Perceived progress relies on us feeling that we are moving forward. The barometer by which we measure this varies wildly from person to person. Whether we measure progress by the number on our paycheck, the number of children we have, or the stamps on our passport, we perceive progress in different ways.

Zappos built a pipeline of talent, not only ensuring that they would always have a suitable range of leadership candidates at every level, but also giving that talent a clear and achievable route to progress through.

Perceived connectedness is conceptually simple, if not always straightforward to achieve. The higher the number of quality relationships we have in a team, the more engaged in that team we will be and the happier we will be within it. Easier said than done.

Perceived significance derives from having a purpose, vision or meaning behind what we do, beyond merely ‘putting bread on the table’ and ‘keeping the wolf from the door’. Having a good answer to ‘Does it really matter?’ and ‘what is it all for?’ is crucial. This relies on a combination of two factors – the extent to which we recognise the value of our organisation’s vision, and the extent to which we feel our contribution aligns to it.

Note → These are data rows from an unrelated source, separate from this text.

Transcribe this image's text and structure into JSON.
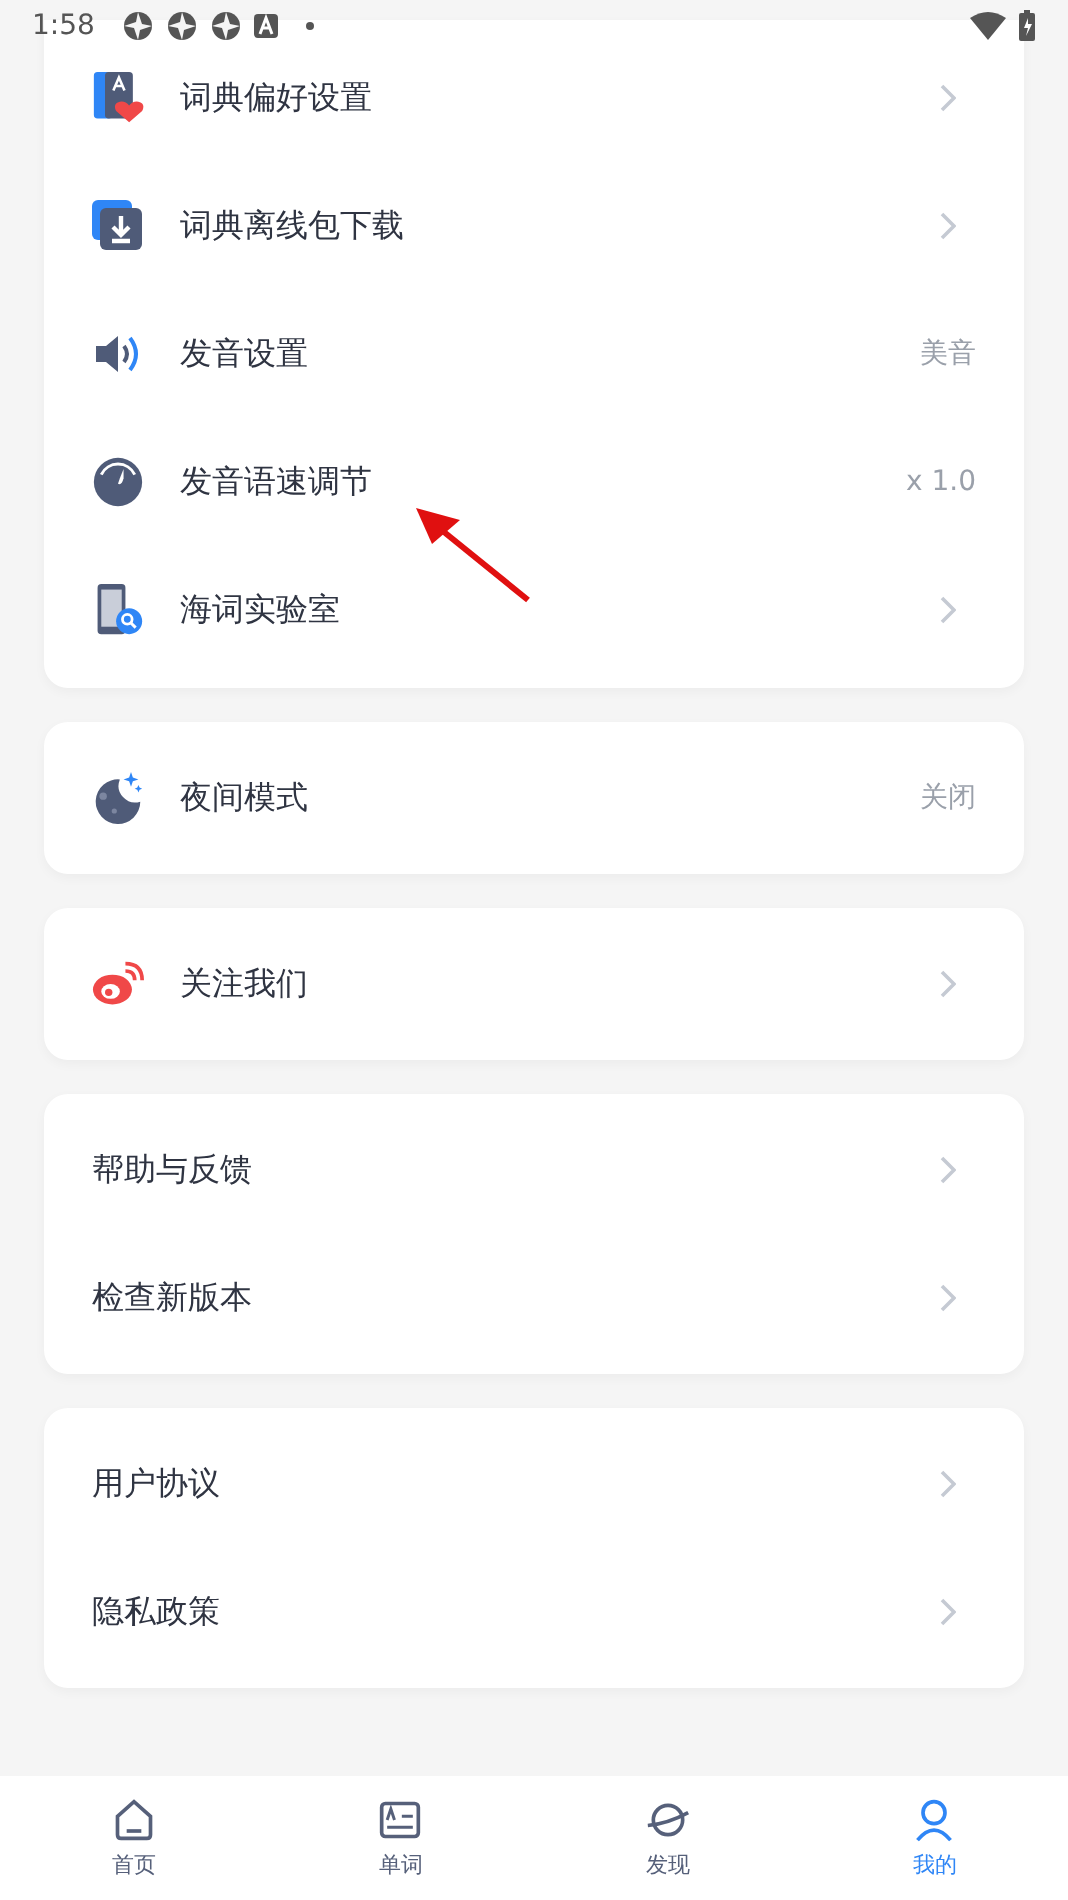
{
  "status_bar": {
    "time": "1:58"
  },
  "sections": [
    {
      "items": [
        {
          "label": "词典偏好设置",
          "kind": "chevron"
        },
        {
          "label": "词典离线包下载",
          "kind": "chevron"
        },
        {
          "label": "发音设置",
          "kind": "value",
          "value": "美音"
        },
        {
          "label": "发音语速调节",
          "kind": "value",
          "value": "x 1.0"
        },
        {
          "label": "海词实验室",
          "kind": "chevron"
        }
      ]
    },
    {
      "items": [
        {
          "label": "夜间模式",
          "kind": "value",
          "value": "关闭"
        }
      ]
    },
    {
      "items": [
        {
          "label": "关注我们",
          "kind": "chevron"
        }
      ]
    },
    {
      "items": [
        {
          "label": "帮助与反馈",
          "kind": "chevron"
        },
        {
          "label": "检查新版本",
          "kind": "chevron"
        }
      ]
    },
    {
      "items": [
        {
          "label": "用户协议",
          "kind": "chevron"
        },
        {
          "label": "隐私政策",
          "kind": "chevron"
        }
      ]
    }
  ],
  "bottom_nav": [
    {
      "label": "首页",
      "selected": false
    },
    {
      "label": "单词",
      "selected": false
    },
    {
      "label": "发现",
      "selected": false
    },
    {
      "label": "我的",
      "selected": true
    }
  ]
}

The ‘four pillars of happiness’ can be a simple tool to analyse why individuals or teams are struggling. Similarly, they can become a framework for reviewing your own job (or life) satisfaction, or that of someone you are managing / coaching.

I get the happiness thing. Are there any other pearls of wisdom in there I could adopt?

Plenty; here are a few:

  1. Offering new hires $2,000 to leave: this is designed to get rid of badly motivated people early on, rather than incurring the various costs associated with low productivity, disloyalty and trying to fire someone for poor performance.
  2. Ask your people to identify a randomly chosen colleague when logging into the company network in addition to providing their password. This multiple choice test (with no penalties for failure) allowed team members to gradually learn who others were as the company grew larger.
  3. ‘Never outsource your core competency’ is one mantra that seems to have found its way into common parlance. Whether this maxim is originally attributable to Tony Hsieh is unclear, but what is clear is that Zappos learned this lesson the hard way, after outsourcing to third party while building a customer service brand.
  4. Viewing contact centers as an opportunity for building your brand and growing customer loyalty rather than a cost to be automated out. Charles Tyrwhitt are great at this. At the other end of the spectrum, it makes the point that ‘It’s OK to fire insatiable customers who abuse your employees’ in said contact centres.
  5. Using a Minimal Viable Product in the real world doesn’t have to be complex. For the Lean Start-up fans out there, Hsieh outlines a classic example of a Minimal Viable Product being used effectively. In the early days of Zappos, a website was set up which allowed them to test their assumption that customers would buy shoes online, without building the entire infrastructure of a company. The online channel allowed customers to view and order shoes, which would then be bought in a retail outlet and mailed to them. Expensive and unsustainable, but an incredibly powerful way of gathering customer insight and ‘validated learning’.

 

Should I invest time reading this?

Yes, some of the ‘philosophy of happiness’ content may not be to everyone’s taste.

Yes, some of the messages about finding purpose may seem a little stale in the light of its overuse in business literature written since.

Nonetheless, Delivering Happiness is well worth a look, and serves a useful gateway into thinking about both culture and motivation. Finally, aside from the fact that it’s compelling and accessible, you should read this because it’s amusing, at fairly regular intervals.

Happy reading!

 

Delivering Happiness: A Path to Profits, Passion, and Purpose (2010) is published by Grand Central Publishing.